Do You Need A Theme?
Depending on what you’re doing, you might want to think about a theme. Is the bride a massive fan of something? Or perhaps you want to do something different, it could be a beach party where you’ll want to get some Hawaiian leis, you could all dress as cowgirls, or it could be a more traditional event where you tell the bride to dress in white, and everyone else wears black or another bright color. Get some accessories; if you’re not keen on the sashes, there are many other things you can do, you could opt for something more subtle like wristbands, personalized T-shirts or personalized hats? Again, what would the bride want? What would she choose and what would suit her most?

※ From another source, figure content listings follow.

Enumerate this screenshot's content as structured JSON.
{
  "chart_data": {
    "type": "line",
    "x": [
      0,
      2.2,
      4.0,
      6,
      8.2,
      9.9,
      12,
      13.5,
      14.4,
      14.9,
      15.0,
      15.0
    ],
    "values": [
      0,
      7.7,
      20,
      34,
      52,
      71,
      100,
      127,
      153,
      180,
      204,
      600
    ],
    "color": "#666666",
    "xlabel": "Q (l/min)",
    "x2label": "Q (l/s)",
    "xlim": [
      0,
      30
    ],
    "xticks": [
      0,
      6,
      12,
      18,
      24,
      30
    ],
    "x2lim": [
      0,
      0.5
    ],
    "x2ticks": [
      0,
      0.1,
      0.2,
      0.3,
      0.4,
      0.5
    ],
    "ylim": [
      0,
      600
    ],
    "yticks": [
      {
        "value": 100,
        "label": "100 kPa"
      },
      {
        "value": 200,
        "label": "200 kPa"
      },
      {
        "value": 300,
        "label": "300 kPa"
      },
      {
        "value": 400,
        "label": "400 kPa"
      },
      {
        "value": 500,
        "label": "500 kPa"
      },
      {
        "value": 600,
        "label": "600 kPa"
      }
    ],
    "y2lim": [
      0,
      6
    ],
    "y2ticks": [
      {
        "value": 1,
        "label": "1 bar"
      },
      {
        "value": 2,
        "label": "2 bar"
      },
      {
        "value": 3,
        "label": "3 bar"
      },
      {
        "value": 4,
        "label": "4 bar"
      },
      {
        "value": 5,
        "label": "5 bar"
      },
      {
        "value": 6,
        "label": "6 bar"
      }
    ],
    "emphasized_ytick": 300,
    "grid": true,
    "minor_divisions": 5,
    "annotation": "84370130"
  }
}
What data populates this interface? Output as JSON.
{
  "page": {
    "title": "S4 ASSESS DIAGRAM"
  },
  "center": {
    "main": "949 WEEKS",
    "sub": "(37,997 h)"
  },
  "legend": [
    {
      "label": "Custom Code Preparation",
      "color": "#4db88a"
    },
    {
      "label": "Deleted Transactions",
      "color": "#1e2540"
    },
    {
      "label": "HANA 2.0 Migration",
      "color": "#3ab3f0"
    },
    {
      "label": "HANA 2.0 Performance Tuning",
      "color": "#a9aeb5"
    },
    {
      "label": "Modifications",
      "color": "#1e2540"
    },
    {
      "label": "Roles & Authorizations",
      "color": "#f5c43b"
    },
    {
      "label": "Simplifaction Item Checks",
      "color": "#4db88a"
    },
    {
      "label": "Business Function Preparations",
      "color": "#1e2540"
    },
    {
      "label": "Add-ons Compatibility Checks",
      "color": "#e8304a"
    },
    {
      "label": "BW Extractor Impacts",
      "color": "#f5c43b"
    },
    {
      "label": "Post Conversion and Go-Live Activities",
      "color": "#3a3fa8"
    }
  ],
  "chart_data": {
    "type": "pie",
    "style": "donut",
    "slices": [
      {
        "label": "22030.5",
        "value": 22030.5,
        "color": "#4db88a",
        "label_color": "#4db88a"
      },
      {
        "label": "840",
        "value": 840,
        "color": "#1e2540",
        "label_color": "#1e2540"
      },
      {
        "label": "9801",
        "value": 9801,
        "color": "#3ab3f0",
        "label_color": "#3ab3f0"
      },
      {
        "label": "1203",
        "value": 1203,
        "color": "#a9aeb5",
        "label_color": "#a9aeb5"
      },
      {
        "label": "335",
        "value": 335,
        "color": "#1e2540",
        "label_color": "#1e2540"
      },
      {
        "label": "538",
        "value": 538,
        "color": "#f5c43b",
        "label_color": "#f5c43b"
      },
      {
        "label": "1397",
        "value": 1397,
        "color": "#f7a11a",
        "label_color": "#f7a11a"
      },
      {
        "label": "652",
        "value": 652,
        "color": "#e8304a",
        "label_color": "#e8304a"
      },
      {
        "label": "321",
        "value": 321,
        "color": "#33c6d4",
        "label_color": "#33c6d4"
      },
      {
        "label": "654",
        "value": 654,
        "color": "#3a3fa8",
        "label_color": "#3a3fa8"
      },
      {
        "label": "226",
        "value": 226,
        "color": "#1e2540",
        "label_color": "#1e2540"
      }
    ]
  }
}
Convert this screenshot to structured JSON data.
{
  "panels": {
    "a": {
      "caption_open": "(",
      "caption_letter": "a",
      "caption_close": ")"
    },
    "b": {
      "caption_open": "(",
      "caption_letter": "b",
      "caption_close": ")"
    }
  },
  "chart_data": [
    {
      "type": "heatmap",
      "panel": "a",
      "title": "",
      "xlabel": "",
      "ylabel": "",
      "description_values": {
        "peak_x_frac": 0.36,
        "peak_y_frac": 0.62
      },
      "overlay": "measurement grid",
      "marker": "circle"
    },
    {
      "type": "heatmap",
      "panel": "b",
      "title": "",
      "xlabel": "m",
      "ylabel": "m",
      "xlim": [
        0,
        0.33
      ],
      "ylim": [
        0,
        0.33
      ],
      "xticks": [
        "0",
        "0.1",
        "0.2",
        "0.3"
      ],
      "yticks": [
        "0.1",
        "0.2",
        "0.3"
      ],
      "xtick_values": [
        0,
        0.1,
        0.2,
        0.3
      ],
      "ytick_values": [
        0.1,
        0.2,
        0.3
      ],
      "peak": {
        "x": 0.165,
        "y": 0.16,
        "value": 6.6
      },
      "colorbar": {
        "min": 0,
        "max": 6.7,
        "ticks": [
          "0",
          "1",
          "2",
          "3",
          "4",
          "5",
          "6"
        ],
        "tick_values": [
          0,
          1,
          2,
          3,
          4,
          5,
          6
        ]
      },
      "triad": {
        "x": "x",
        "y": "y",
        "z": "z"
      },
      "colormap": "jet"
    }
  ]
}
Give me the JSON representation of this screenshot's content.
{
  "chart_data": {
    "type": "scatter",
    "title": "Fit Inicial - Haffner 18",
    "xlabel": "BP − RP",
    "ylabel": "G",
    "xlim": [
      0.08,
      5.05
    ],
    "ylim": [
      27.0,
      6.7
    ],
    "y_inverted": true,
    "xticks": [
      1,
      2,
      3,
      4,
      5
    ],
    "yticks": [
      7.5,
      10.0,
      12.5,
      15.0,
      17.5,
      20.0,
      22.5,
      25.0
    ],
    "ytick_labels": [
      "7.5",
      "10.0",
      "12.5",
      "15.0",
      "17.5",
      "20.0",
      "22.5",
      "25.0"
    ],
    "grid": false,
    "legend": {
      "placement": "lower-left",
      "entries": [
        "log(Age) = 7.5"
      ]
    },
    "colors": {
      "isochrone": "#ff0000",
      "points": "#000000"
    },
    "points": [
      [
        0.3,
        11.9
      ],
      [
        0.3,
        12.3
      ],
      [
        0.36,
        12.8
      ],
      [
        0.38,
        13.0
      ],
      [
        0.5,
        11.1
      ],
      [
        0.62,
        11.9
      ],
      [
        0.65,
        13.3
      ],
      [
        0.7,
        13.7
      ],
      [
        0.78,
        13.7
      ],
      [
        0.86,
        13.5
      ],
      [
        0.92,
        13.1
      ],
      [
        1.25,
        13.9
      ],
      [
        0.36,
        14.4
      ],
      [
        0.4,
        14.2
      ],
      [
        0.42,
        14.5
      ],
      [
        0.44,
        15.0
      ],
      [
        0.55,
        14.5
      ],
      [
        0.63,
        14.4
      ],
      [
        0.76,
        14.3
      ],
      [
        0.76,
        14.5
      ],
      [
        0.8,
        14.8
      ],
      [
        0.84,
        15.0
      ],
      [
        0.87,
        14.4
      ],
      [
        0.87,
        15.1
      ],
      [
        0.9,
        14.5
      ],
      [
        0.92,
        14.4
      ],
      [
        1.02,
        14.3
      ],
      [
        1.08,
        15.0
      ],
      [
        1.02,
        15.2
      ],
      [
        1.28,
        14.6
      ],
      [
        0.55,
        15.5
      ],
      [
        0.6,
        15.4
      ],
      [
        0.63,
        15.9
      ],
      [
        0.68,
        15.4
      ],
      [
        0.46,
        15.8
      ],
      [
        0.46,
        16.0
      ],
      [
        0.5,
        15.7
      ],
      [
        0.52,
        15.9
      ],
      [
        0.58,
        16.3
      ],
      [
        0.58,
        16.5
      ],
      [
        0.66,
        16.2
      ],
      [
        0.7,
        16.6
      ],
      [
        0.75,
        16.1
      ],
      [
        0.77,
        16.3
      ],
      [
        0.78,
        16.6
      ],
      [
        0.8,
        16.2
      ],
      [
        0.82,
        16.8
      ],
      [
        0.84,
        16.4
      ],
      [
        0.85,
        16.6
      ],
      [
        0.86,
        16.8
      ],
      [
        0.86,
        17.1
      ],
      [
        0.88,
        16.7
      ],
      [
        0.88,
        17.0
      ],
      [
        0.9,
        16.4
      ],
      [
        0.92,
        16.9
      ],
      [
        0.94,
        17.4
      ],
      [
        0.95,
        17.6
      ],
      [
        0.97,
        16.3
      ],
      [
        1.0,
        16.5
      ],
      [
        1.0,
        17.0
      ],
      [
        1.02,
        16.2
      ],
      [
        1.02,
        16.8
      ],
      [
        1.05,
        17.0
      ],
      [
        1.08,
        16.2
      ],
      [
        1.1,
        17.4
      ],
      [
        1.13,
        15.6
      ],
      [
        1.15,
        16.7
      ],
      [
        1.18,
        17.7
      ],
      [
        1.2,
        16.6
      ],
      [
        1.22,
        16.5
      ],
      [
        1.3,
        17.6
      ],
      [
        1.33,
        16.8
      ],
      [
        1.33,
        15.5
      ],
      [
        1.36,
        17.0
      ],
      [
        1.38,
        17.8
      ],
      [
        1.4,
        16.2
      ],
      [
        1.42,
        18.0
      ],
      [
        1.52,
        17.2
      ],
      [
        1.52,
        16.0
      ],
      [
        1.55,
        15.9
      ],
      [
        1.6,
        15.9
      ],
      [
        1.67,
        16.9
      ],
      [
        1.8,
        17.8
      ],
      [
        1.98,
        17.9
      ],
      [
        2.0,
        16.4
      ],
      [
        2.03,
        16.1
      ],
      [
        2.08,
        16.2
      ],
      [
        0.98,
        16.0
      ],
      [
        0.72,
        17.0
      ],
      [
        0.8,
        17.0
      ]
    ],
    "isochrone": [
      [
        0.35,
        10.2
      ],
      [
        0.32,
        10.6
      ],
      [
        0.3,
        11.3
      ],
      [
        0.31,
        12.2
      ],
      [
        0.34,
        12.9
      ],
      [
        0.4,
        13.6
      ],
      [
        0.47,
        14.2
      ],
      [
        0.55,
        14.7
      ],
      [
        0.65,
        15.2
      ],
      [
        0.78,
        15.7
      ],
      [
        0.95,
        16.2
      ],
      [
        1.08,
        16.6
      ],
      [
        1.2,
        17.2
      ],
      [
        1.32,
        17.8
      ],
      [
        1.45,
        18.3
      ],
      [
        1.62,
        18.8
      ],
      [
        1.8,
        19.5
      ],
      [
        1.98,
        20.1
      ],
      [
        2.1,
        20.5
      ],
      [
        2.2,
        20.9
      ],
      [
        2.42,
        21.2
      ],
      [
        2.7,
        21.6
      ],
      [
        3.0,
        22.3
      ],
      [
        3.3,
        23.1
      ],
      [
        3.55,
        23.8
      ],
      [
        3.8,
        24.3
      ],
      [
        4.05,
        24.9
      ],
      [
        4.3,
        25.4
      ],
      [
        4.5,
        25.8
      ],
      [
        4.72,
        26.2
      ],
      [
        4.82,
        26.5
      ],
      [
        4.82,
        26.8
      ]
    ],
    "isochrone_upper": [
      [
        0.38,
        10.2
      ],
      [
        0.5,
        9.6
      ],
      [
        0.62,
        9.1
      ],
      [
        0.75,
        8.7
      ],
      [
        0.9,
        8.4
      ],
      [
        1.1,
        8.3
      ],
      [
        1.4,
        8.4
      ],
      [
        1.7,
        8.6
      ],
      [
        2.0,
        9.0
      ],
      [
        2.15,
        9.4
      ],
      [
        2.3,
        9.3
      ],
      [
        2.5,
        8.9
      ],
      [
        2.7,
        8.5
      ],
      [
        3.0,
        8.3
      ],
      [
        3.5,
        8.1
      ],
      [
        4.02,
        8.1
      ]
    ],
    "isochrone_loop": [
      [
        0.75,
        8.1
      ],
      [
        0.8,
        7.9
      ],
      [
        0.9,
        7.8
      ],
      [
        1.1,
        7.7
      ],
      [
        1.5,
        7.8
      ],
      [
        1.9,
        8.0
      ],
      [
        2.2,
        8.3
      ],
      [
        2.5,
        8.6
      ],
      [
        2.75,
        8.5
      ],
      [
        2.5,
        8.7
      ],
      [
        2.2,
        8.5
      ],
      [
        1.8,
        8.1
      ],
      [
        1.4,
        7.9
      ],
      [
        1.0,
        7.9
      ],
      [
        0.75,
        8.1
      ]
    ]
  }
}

If you have allowed for some extras in the budget (which is an excellent idea), then make sure to have your party packs or goodie bags ready to hand over to the guests. This works as an excellent ice-breaker if you’re meeting a load of girls who you’ve never met before, and it also shows your bride that you’ve put lots of thought into her hen. Make sure to include anything they might need for any activities you have planned, as well as any casual dressing up bits. You can also do a little hangover pack which can include items such as painkillers, crisps and a can of Coke or bottle of water to soothe those sore heads in the morning. Get some personalized tote bags and little hen accessories to go with as it’s a nice little touch to the weekend or night.
Don’t Forget the Fiancé!
One of the best and most popular parts of the bachelorette party involves getting the fiancé involved in some way. It could be a cute video message or full-on Q&A sessions where the bride has to take a shot for every answer she guesses wrong. Or a game of Mr. and Mrs. It’s really lovely and makes the bride’s partner feel part of the festivities as well as reminds her on the night about what this party is for and why she’s getting married in the first place.
Finally, Have Fun!
Don’t stress – the most important thing to do is to enjoy yourself and to make sure the bride does too. If it doesn’t all go to plan, then don’t worry about it, the idea is that the bride has some quality time and fun with her closest friends before her big day and that’s all that matters. Speak to all the girls beforehand and make sure everyone knows that that’s the end goal, it’s all about having fun, if anyone doesn’t like anyone else, tell them to bury it for the weekend and remember that it’s about the bride.